1. It is standard and traditional.

SOAP notes follow a standardized format in recording the medical situation of a patient and is utilized by health providers for how many years now. Thus, it is clear that most of the clinicians and other medical personnel are already familiar with this.

2. It is comprehensible and simple for clinicians.

Since a SOAP note uses a specific format that is distinctly divided into four sections, it would be much easier for the health providers to document the case of every patient. Furthermore, clinicians would also have a certain basis on which details and data they should consider in evaluating their subjects. They could also indicate the specific assessment and plan with their gathered information. Needless to say, the usage of SOAP notes greatly help medical professionals in a simpler manner.

Disadvantages

Nothing in this world is purely perfect, neither are the SOAP notes. Along with its advantages, there are also various difficulties that people encounter in using these documents.

1. It is topic-bounded.

Since SOAP notes only cater to the four major portions, there are specific topics that are merely included in this document. Accordingly, only the subjective, objective, assessment, and plan sections are considered in this paper. In fact, physiotherapists claimed that these documents are limiting their record of their patient’s condition. Particularly, these do not have any guidance to attain their practical objectives and results.

2. Assessment and Plan portions are often hard to locate.

In relation to its format, since the assessment and the plan sections are located at the end part, it could be a challenge for the medical personnel to locate the information included in these brackets. Even with the use of an electronic system, it would need several scrollings to view these pieces of information. This inconvenience could also be worsened by the lengthy content of the preceding sections.

3. It is time-consuming.

It also takes time to review and maintain a clean and updated problem list. Since its function is to evaluate the progress of a patient’s condition, changes are inevitable in the process. Thus, it needs to be regularly modified. Considering that these components are related to each other, some changes on the preceding portions could make a huge difference to the whole document.

4. Understanding it could be challenging for laymen.

Though these notes are comprehensible for most of the clinicians, the opposite seems to happen to most of the patients and people who are not part of the medical society. Due to its massive use of acronym, abbreviation, and jargon, it could be difficult for some laymen to understand these kinds of stuff.

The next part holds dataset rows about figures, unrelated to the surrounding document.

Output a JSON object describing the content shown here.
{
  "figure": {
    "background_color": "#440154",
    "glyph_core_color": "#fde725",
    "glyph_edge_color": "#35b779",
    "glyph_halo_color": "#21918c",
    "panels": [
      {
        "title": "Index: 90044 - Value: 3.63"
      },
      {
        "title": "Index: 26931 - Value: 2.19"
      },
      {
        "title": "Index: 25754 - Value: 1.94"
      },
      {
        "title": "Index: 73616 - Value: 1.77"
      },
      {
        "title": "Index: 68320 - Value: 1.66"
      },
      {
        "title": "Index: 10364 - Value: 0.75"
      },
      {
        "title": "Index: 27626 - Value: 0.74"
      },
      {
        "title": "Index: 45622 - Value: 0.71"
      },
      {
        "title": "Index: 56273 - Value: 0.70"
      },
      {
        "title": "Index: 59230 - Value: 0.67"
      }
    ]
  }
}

A SOAP note has its own benefits that provide a community systematic documentation and evaluation of every patient’s condition. Nevertheless, on the other side of the coin are the shortcomings pertaining to its usage. Overall, SOAP notes have already been effective and useful; however, there will always be room for its improvement.

Tips for Writing a SOAP Note

Here are some basic tips for writing a SOAP note.

  1. Write a thorough SOAP thank-you note that you can refer during rounds. It is hard to remember specific things about each patient, such as lab results or vital signs.
  2. Organize your thoughts before writing a SOAP note. Ask yourself if do you have to write everything in the same orders as the patient expressed it.
  3. Take your time in writing information that you need to include in your free note.
  4. Do not overload your note with too much information. If you have the complete information to formal report, adding some irrelevant information will not help. If the patient feels no pain, you do not have to write it.
  5. You are writing for other health care providers. It is acceptable if you use medical terminologies and abbreviations to make your SOAP notes brief and concise. However, you must know what abbreviations are acceptable and understood. You may also see therapy note examples & samples.
  6. Your note should only last for five minutes when presenting it. If your blank notes are organized and well-structured then you can present it at least five minutes.
  7. Use the standard SOAP format as this can help you to organize your notes effectively and efficiently.